Henry Patterson

Personal information
- Full name: Henry T. Patterson Jr.
- Born: May 27, 1975 (age 51)
- Height: 196 cm (6 ft 5 in)
- Weight: 86 kg (190 lb)

Sport
- Country: United States
- Sport: Athletics
- Event: High jump

Achievements and titles
- Personal best: HJ: 2.32 m (1999)

= Henry Patterson (high jumper) =

American high jumper (born 1975)

Henry T. Patterson Jr. (born May 27, 1975) is an American former high jumper. He won the 1999 USA Indoor Track and Field Championships in the high jump, upsetting Olympic gold medalist Charles Austin. Patterson represented the United States at the 1999 World Championships and Pan American Games, finishing 7th in the latter competition. He was an All-American for the Toledo Rockets track and field team.

==Career==
For Admiral King HS, Patterson ran track his freshman year but switched to baseball as a sophomore and junior after the track team was dropped for financial reasons. He returned to high school competition in 1993, as a senior coached by Tom Below. He jumped in his first meet back and was considered a state championship title contender. Patterson was also a football player, and was accepted to Oberlin College for both track and football. He instead competed for the Toledo Rockets track and field team.

As a Toledo freshman, Patterson finished runner-up at the 1994 USA U20 Outdoor Track and Field Championships. He qualified to compete at the 1994 World U20 high jump championships, advancing to the finals and placing 10th overall as the top American.
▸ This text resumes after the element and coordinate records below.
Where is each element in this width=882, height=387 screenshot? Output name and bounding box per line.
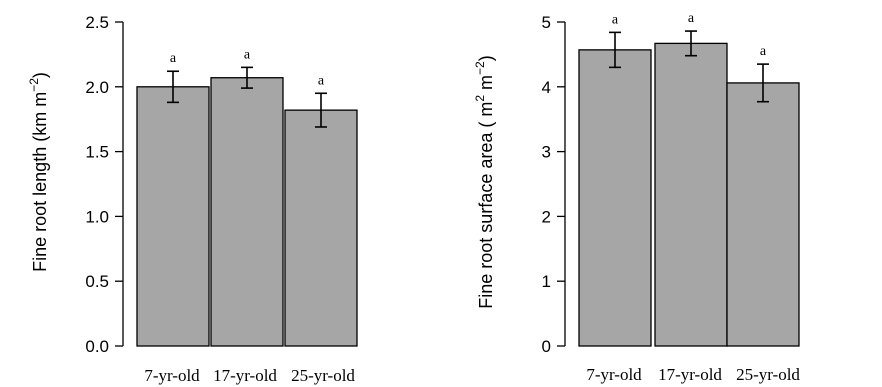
y-tick-label: 4 [542, 78, 551, 97]
bar-7-yr-old [578, 49, 652, 347]
significance-letter: a [170, 51, 177, 66]
y-axis-title-area-exponent-1: 2 [473, 95, 487, 102]
panel-fine-root-length: Fine root length (km m−2) 0.0 0.5 1.0 1.5 2.… [27, 13, 358, 385]
x-category-label: 17-yr-old [213, 366, 277, 385]
y-tick-label: 2.5 [85, 13, 109, 32]
y-tick-label: 2.0 [85, 78, 109, 97]
y-tick-label: 0 [542, 337, 551, 356]
bar-7-yr-old [136, 86, 210, 347]
y-axis-title-length-exponent: −2 [27, 78, 41, 92]
bar-25-yr-old [284, 109, 358, 347]
panel-fine-root-surface-area: Fine root surface area ( m2 m−2) 0 1 2 3 4 5 a… [473, 11, 800, 384]
x-category-label: 17-yr-old [658, 365, 722, 384]
bar-17-yr-old [210, 77, 284, 347]
significance-letter: a [760, 44, 767, 59]
y-axis-title-length: Fine root length (km m−2) [27, 72, 50, 272]
y-tick-label: 2 [542, 207, 551, 226]
y-tick-label: 1 [542, 272, 551, 291]
y-axis-title-surface-area: Fine root surface area ( m2 m−2) [473, 55, 496, 308]
y-tick-label: 0.0 [85, 337, 109, 356]
y-tick-label: 3 [542, 143, 551, 162]
y-tick-label: 5 [542, 13, 551, 32]
significance-letter: a [244, 47, 251, 62]
significance-letter: a [612, 12, 619, 27]
significance-letter: a [318, 73, 325, 88]
y-tick-label: 1.5 [85, 143, 109, 162]
y-tick-label: 0.5 [85, 272, 109, 291]
x-category-label: 7-yr-old [144, 366, 200, 385]
x-category-label: 25-yr-old [736, 365, 800, 384]
x-category-label: 7-yr-old [586, 365, 642, 384]
x-category-label: 25-yr-old [291, 366, 355, 385]
bar-17-yr-old [654, 42, 728, 347]
bar-25-yr-old [726, 82, 800, 347]
significance-letter: a [688, 11, 695, 26]
y-axis-title-area-exponent-2: −2 [473, 61, 487, 75]
y-tick-label: 1.0 [85, 207, 109, 226]
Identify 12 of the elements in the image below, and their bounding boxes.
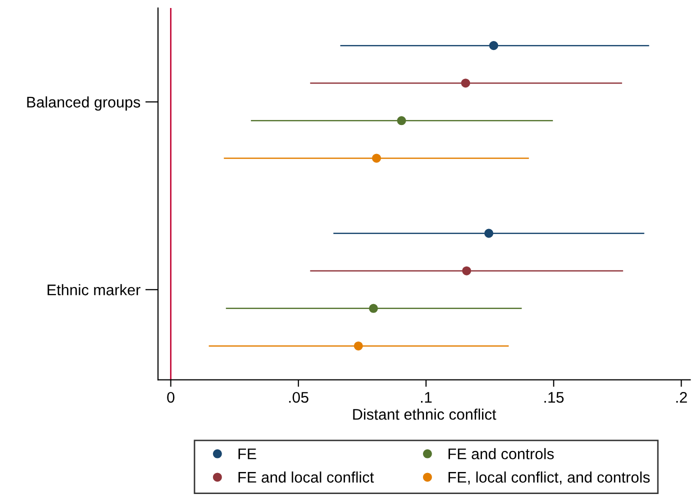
y-tick-label: Ethnic marker <box>48 284 140 296</box>
x-tick-label: .1 <box>421 392 432 403</box>
legend-label: FE, local conflict, and controls <box>448 471 650 485</box>
x-tick-label: .05 <box>289 392 308 403</box>
x-tick-label: .15 <box>544 392 564 403</box>
x-tick-label: .2 <box>676 392 687 403</box>
y-tick-label: Balanced groups <box>27 96 140 111</box>
legend-label: FE and local conflict <box>238 471 374 483</box>
x-tick-label: 0 <box>167 392 174 403</box>
legend-label: FE <box>238 448 256 460</box>
legend-label: FE and controls <box>448 448 554 460</box>
x-axis-title: Distant ethnic conflict <box>353 408 496 420</box>
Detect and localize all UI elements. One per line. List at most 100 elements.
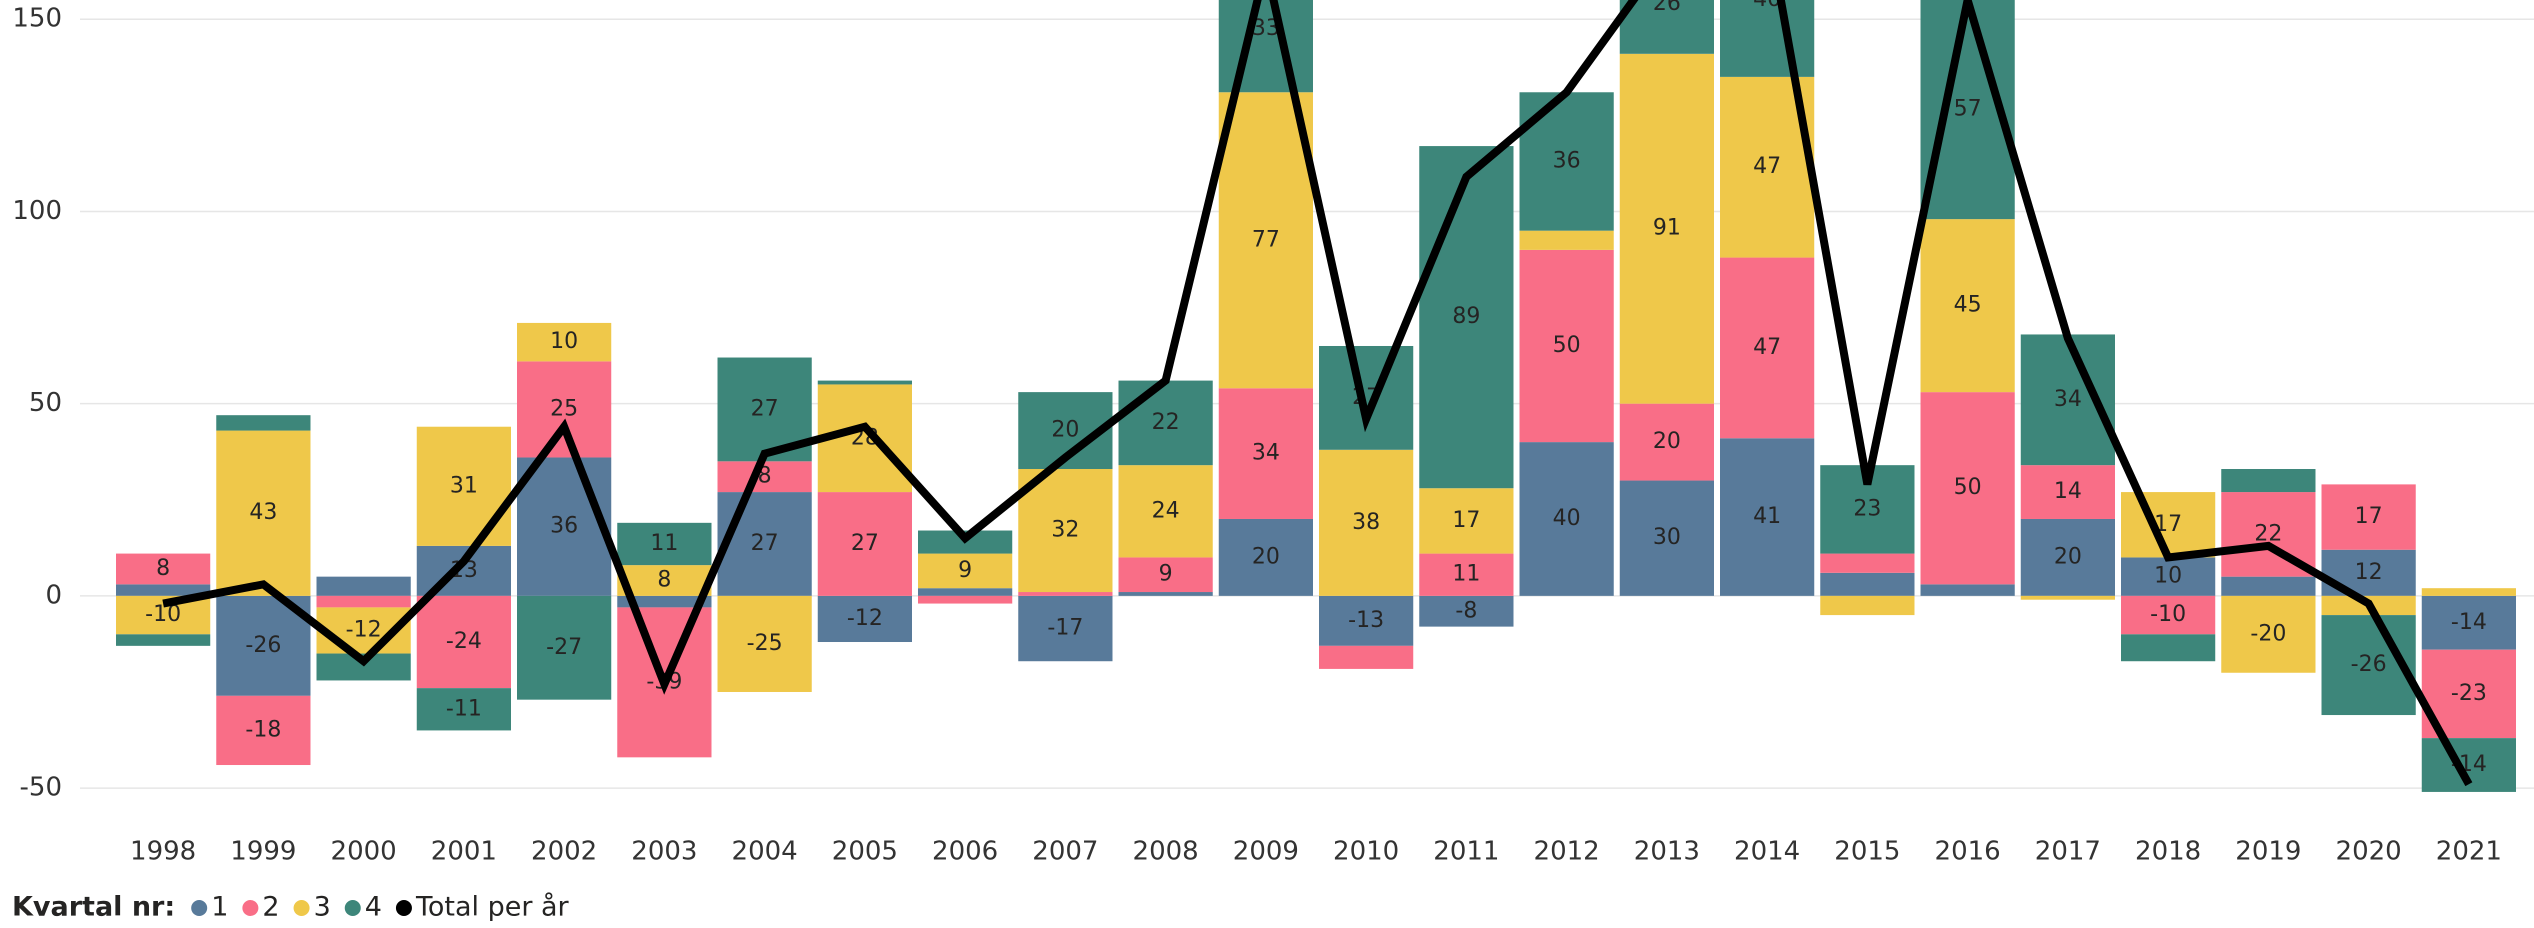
bar-segment	[1720, 0, 1815, 77]
bar-segment	[1419, 595, 1514, 627]
data-label: -17	[1047, 616, 1083, 641]
bar-segment	[1319, 449, 1414, 596]
data-label: -25	[747, 631, 783, 656]
data-label: 17	[1452, 508, 1480, 533]
data-label: -27	[546, 635, 582, 660]
bar-segment	[918, 553, 1013, 589]
data-label: 40	[1553, 506, 1581, 531]
line-area	[162, 0, 2473, 787]
y-tick-label: -50	[20, 773, 62, 803]
x-tick-label: 2009	[1233, 837, 1299, 867]
data-label: 89	[1452, 304, 1480, 329]
data-label: 25	[550, 396, 578, 421]
data-label: -12	[346, 617, 382, 642]
bar-segment	[817, 380, 912, 385]
data-label: 38	[1352, 510, 1380, 535]
bar-segment	[416, 426, 511, 546]
x-tick-label: 2005	[832, 837, 898, 867]
legend-marker	[293, 900, 310, 916]
bar-segment	[1619, 480, 1714, 596]
bar-segment	[1519, 230, 1614, 250]
bar-segment	[1419, 488, 1514, 554]
bar-segment	[2121, 557, 2216, 596]
bar-segment	[717, 492, 812, 596]
data-label: 8	[156, 556, 170, 581]
x-tick-label: 2011	[1433, 837, 1499, 867]
bar-segment	[116, 553, 211, 585]
bar-segment	[1920, 392, 2015, 585]
data-label: 12	[2355, 560, 2383, 585]
data-label: 9	[958, 558, 972, 583]
x-tick-label: 2000	[331, 837, 397, 867]
x-tick-label: 2014	[1734, 837, 1800, 867]
data-label: 8	[657, 567, 671, 592]
data-label: 9	[1159, 562, 1173, 587]
bar-segment	[1519, 249, 1614, 443]
data-label: -23	[2451, 681, 2487, 706]
bar-segment	[717, 461, 812, 493]
data-label: -11	[446, 696, 482, 721]
bar-segment	[2020, 518, 2115, 596]
data-label: 36	[550, 514, 578, 539]
bar-segment	[1920, 219, 2015, 393]
bar-segment	[1319, 645, 1414, 669]
data-label: 50	[1954, 475, 1982, 500]
x-tick-label: 2001	[431, 837, 497, 867]
bar-segment	[1619, 403, 1714, 481]
data-label: -10	[2150, 602, 2186, 627]
y-tick-label: 50	[29, 388, 62, 418]
bar-segment	[1820, 572, 1915, 596]
data-label: 20	[1653, 429, 1681, 454]
bar-segment	[1419, 146, 1514, 489]
x-tick-label: 2021	[2436, 837, 2502, 867]
bar-segment	[2421, 595, 2516, 650]
bar-segment	[1018, 595, 1113, 662]
data-label: -18	[245, 717, 281, 742]
bar-segment	[2221, 595, 2316, 673]
bar-segment	[1619, 53, 1714, 404]
bar-segment	[1118, 380, 1213, 466]
legend-marker	[242, 900, 259, 916]
bar-segment	[1018, 592, 1113, 596]
x-tick-label: 2012	[1534, 837, 1600, 867]
x-tick-label: 2020	[2336, 837, 2402, 867]
data-label: 91	[1653, 216, 1681, 241]
bar-segment	[316, 595, 411, 608]
x-tick-label: 2017	[2035, 837, 2101, 867]
bar-segment	[717, 595, 812, 692]
bar-segment	[416, 688, 511, 731]
data-label: -13	[1348, 608, 1384, 633]
bar-segment	[2020, 595, 2115, 600]
data-label: 32	[1051, 518, 1079, 543]
bar-segment	[416, 595, 511, 689]
bar-segment	[1720, 438, 1815, 596]
bar-segment	[918, 595, 1013, 604]
x-tick-label: 2007	[1032, 837, 1098, 867]
data-label: 11	[1452, 562, 1480, 587]
x-tick-label: 2018	[2135, 837, 2201, 867]
bar-segment	[1218, 388, 1313, 519]
data-label: 47	[1753, 154, 1781, 179]
bar-segment	[2221, 576, 2316, 596]
legend-marker	[395, 900, 412, 916]
bar-segment	[1920, 584, 2015, 596]
bar-segment	[1218, 92, 1313, 389]
x-tick-label: 1999	[230, 837, 296, 867]
data-label: 11	[650, 531, 678, 556]
bar-segment	[918, 588, 1013, 596]
bar-segment	[316, 576, 411, 596]
bar-segment	[1018, 469, 1113, 593]
legend-label: 3	[314, 892, 331, 923]
data-label: 24	[1152, 498, 1180, 523]
x-tick-label: 2006	[932, 837, 998, 867]
x-tick-label: 2016	[1935, 837, 2001, 867]
bar-segment	[1319, 345, 1414, 450]
total-line	[162, 0, 2473, 787]
legend-label: Total per år	[415, 892, 570, 923]
data-label: 34	[1252, 441, 1280, 466]
data-label: 10	[550, 329, 578, 354]
legend: Kvartal nr: 1 2 3 4 Total per år	[12, 892, 570, 923]
data-label: 50	[1553, 333, 1581, 358]
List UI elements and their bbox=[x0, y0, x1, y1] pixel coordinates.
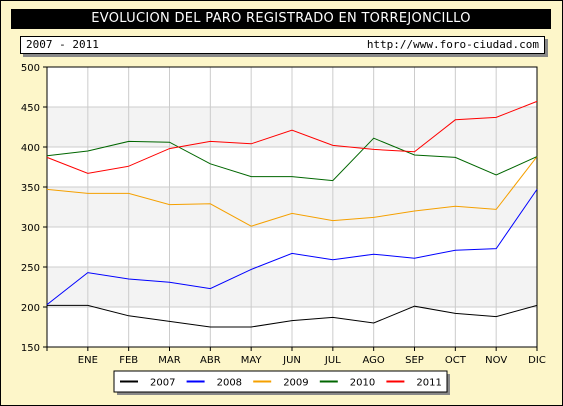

Patterson placed 11th at the 1995 NCAA Division I Indoor Track and Field Championships. The following year, he jumped to set a school record in the event.

He won the 1996 Penn Relays and placed 9th at the 1996 NCAA Division I Outdoor Track and Field Championships. Patterson competed at the 1996 United States Olympic trials, where he advanced past the preliminary round but did not record a height in the finals.

Patterson finished 5th in the high jump at the 1997 NCAA Division I Outdoor Track and Field Championships, earning his first top-eight All-America selection.

Though his primary event was the high jump, Patterson also competed in combined track and field events including the indoor pentathlon and decathlon at Toledo.

Patterson continued competing after graduation, winning the 1999 USA Indoor Track and Field Championships with a 2.30 m mark. He was described as relatively unknown going into the championships as he upset favorite Charles Austin. He was runner-up at the 1999 USA Outdoor Track and Field Championships, qualifying him to represent the United States at the 1999 Pan American Games and at the 1999 World Championships in Athletics. At the Pan American Games, Patterson finished 8th in the finals (later revised to 7th after the winner Javier Sotomayor was disqualified). At the World Championships, Patterson was 13th in the 'B' qualification group with a 2.20 m mark and did not advance to the finals. He was also 8th in the high jump at the 1999 Bislett Games.

In 2000, Patterson placed 6th at the 2000 USA Indoor Track and Field Championships and competed on the European circuit again, finishing 14th at the Golden Gala. He tied for 5th place at the 2000 United States Olympic trials and did not make the Olympic team.

Patterson was runner-up at the 2001 Millrose Games and took 6th and 3rd at the 2001 indoor and outdoor national championships respectively, but did not compete at that year's World Championships. He was 3rd at the 2002 Millrose competition and finished 4th at the 2002 USA Indoor Track and Field Championships in the high jump. He competed in the high jump at the 2002 Thorpe Cup but did not clear a height.

After failing to clear a height at the 2003 USA Outdoor Track and Field Championships, Patterson was runner-up at the 2004 USA Indoor Track and Field Championships. In his final Olympic qualification attempt, Patterson placed 5th again at the 2004 United States Olympic trials.

Patterson didn't clear a height at the 2005 USA Indoor Track and Field Championships but was 6th at the 2005 USA Outdoor Track and Field Championships. He competed at other meets in Ohio and Indiana through 2008.

Following his high jump career, Patterson became a long-distance runner, completing 30 marathon races.

==Personal life==
Patterson attended Lorain Admiral King High School in Lorain, Ohio. At the University of Toledo, he majored in political science. He continued post-graduate studies at Cleveland State University and Cleveland-Marshall College of Law.

In 2000, Patterson married high school classmate Debra Patterson. They have three children.

In December 2005, Patterson was named to the Toledo Rockets hall of fame. He was also named to the Lorain Sports Hall of Fame and Lorain County Track and Cross Country Hall of Fame.

Patterson later became an assistant professor of political science at Lorain County Community College and was a lawyer for Giardini, Cook & NIcol, LLC. He also became a coach at Lorain High School.